AIP AI4S (AI for Science) Seminar Series
The AIP AI4S (AI for Science) Seminar Series is organized by the RIKEN Center for Advanced Intelligence Project (AIP).
This seminar series features invited researchers presenting recent advances, emerging methodologies, and interdisciplinary applications in AI for Science.
Through this series, we aim to promote cross-disciplinary discussion, foster collaboration, and strengthen the AI for Science research community.
Details of each seminar will be announced individually.

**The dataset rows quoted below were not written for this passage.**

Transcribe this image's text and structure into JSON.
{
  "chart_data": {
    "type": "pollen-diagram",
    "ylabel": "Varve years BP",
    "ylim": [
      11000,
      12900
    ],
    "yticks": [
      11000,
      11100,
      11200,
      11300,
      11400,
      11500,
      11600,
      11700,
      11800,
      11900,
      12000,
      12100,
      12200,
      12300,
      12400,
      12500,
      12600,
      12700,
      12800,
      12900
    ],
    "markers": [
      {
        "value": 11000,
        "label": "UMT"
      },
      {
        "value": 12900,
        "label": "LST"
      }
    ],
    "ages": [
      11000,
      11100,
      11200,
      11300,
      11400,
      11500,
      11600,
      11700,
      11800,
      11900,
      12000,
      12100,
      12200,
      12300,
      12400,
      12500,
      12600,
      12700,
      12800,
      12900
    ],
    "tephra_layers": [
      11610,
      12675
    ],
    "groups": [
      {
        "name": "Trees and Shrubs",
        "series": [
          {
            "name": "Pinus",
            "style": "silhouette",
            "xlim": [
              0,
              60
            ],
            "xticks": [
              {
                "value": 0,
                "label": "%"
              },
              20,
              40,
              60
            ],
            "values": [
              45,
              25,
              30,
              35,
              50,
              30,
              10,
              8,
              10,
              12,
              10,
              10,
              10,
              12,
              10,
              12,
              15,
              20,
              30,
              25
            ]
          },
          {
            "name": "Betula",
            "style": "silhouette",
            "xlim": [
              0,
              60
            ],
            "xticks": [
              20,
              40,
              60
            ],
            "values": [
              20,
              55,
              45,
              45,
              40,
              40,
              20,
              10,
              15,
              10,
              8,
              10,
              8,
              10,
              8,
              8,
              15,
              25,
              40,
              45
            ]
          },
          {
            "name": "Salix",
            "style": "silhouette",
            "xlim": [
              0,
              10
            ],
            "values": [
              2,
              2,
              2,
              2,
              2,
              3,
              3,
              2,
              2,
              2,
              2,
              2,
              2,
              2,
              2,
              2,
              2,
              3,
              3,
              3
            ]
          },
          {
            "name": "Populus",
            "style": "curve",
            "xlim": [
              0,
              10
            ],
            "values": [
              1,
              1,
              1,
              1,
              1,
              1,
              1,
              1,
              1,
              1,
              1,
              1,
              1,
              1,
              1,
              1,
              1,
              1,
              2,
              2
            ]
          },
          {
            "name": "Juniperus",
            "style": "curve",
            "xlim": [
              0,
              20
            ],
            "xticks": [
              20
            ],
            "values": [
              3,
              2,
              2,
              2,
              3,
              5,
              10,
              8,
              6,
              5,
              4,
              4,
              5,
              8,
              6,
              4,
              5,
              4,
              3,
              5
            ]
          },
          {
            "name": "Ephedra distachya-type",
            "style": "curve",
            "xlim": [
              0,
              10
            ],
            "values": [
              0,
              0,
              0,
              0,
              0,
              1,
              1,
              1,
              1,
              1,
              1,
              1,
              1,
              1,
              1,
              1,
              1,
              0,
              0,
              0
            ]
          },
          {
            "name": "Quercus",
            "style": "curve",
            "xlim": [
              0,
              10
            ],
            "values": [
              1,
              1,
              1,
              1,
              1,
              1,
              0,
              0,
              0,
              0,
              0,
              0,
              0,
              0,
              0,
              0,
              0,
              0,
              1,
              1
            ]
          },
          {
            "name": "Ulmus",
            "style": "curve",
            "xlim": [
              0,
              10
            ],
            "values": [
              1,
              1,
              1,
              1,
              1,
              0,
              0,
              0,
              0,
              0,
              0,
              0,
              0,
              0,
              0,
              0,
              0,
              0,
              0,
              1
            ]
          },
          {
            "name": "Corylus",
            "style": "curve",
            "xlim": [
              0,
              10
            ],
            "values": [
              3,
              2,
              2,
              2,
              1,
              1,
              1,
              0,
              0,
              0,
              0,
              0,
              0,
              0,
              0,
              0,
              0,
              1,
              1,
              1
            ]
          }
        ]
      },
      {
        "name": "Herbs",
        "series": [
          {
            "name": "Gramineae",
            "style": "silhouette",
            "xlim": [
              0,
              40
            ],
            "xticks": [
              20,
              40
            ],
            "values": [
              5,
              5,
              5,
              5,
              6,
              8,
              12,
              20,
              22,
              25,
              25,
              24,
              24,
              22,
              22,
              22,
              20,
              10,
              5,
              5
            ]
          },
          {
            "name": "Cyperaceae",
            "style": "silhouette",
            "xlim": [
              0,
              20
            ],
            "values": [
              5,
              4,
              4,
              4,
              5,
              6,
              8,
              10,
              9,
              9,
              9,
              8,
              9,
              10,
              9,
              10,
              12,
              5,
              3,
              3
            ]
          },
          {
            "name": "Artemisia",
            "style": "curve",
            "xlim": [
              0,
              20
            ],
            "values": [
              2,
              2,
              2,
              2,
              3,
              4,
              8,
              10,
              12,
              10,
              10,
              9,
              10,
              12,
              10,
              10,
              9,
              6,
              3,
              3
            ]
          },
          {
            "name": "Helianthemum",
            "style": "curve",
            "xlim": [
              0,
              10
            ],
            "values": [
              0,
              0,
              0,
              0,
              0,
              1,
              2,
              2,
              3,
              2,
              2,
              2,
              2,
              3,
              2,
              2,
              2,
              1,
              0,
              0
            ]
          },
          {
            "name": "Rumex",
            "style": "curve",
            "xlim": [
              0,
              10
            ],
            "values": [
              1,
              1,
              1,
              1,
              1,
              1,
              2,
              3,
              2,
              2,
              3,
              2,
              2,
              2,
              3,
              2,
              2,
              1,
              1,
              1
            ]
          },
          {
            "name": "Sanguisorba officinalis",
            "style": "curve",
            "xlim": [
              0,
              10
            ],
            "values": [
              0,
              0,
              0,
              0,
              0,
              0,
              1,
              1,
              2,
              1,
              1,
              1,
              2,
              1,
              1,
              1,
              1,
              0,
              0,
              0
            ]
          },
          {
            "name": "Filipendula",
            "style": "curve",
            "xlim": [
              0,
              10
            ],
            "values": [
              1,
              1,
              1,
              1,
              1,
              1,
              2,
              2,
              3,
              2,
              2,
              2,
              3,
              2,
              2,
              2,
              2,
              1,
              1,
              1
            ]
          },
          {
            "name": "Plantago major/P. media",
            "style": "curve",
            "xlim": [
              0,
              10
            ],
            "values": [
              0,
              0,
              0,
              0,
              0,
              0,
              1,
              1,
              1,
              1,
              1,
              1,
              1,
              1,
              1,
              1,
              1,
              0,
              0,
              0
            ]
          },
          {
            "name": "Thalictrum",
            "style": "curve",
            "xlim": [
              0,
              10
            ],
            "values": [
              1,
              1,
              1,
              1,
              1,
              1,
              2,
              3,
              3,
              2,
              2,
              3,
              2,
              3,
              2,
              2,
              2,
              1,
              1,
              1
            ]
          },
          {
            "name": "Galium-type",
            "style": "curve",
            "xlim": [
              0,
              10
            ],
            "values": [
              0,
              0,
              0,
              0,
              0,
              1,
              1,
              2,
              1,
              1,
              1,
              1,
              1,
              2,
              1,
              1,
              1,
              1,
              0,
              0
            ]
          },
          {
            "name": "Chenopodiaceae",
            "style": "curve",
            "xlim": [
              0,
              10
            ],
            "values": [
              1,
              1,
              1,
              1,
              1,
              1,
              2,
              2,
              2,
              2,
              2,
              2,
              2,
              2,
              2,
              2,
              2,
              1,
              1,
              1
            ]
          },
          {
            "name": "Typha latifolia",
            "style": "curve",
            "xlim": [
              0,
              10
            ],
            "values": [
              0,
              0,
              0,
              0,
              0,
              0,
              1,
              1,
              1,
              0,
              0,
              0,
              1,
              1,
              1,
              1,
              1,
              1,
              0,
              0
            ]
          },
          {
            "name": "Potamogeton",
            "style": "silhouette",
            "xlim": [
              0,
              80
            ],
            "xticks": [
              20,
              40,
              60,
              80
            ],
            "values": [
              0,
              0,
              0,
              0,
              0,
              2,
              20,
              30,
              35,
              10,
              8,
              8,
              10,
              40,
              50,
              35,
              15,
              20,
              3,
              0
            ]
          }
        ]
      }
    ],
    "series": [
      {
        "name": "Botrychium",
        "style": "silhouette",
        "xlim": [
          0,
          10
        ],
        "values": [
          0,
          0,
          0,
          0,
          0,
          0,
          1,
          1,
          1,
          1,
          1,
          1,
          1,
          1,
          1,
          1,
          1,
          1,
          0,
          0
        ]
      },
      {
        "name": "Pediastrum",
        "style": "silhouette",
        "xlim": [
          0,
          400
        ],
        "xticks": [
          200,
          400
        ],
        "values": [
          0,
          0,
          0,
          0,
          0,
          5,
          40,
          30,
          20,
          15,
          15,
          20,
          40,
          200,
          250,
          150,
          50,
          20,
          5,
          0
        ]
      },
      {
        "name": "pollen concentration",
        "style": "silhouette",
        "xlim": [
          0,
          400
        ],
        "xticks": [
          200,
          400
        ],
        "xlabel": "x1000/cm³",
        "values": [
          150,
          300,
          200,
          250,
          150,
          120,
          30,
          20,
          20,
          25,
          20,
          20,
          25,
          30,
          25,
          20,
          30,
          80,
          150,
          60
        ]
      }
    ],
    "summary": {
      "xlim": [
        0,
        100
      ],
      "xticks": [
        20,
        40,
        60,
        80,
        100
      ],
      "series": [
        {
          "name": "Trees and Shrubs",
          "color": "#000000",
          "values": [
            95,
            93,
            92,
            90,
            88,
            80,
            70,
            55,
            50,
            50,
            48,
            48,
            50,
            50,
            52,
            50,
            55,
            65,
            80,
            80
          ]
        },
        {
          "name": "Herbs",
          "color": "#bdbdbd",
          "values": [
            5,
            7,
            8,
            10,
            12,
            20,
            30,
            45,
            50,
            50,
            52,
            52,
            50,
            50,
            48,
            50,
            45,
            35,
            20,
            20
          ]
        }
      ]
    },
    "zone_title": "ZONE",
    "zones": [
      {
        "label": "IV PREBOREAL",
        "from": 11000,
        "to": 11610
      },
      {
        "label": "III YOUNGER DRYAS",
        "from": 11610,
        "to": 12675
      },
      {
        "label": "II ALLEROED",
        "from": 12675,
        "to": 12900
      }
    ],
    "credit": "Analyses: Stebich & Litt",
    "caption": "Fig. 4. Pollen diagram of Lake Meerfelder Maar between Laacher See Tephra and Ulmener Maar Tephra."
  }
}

Date & Time: 4:15pm-5:15pm (JST), March 18, 2026
Venue: Hybrid (In-person + Online)
Please note that in-person attendance is limited to AIP researchers.*
Speaker: Masaaki Imaizumi
Affiliation: Associate Professor, University of Tokyo / Team Director, High-Dimensional Structure Theory Team, RIKEN AIP
Title: Physics for AI: Dynamics of neural network learning and transformer inference
Abstract:
This talk introduces several analysis on dynamics of AI architecture: the learning dynamics of neural networks and the inference dynamics of transformers. These analysis leverages the recent development of physics-oriented theory for neural networks. While neural networks exhibit complex dynamics in many aspects, employing the high-dimensional limit to reduce it to the dynamics of element distributions enables effective analysis. The first topic describes several approaches for analyzing the training dynamics of deep neural networks, followed by an estimation of generalization error estimation and multi time-scales for feature unlearning. The second topic explains the research background of representing transformer inference using nonlinear dynamical models with coupled oscillators, and analyzes the mechanism by which this model induces degeneracy. By extending these studies, we discuss the prospect of advancing the fundamental understanding of deep learning and artificial intelligence by applying knowledge from physics.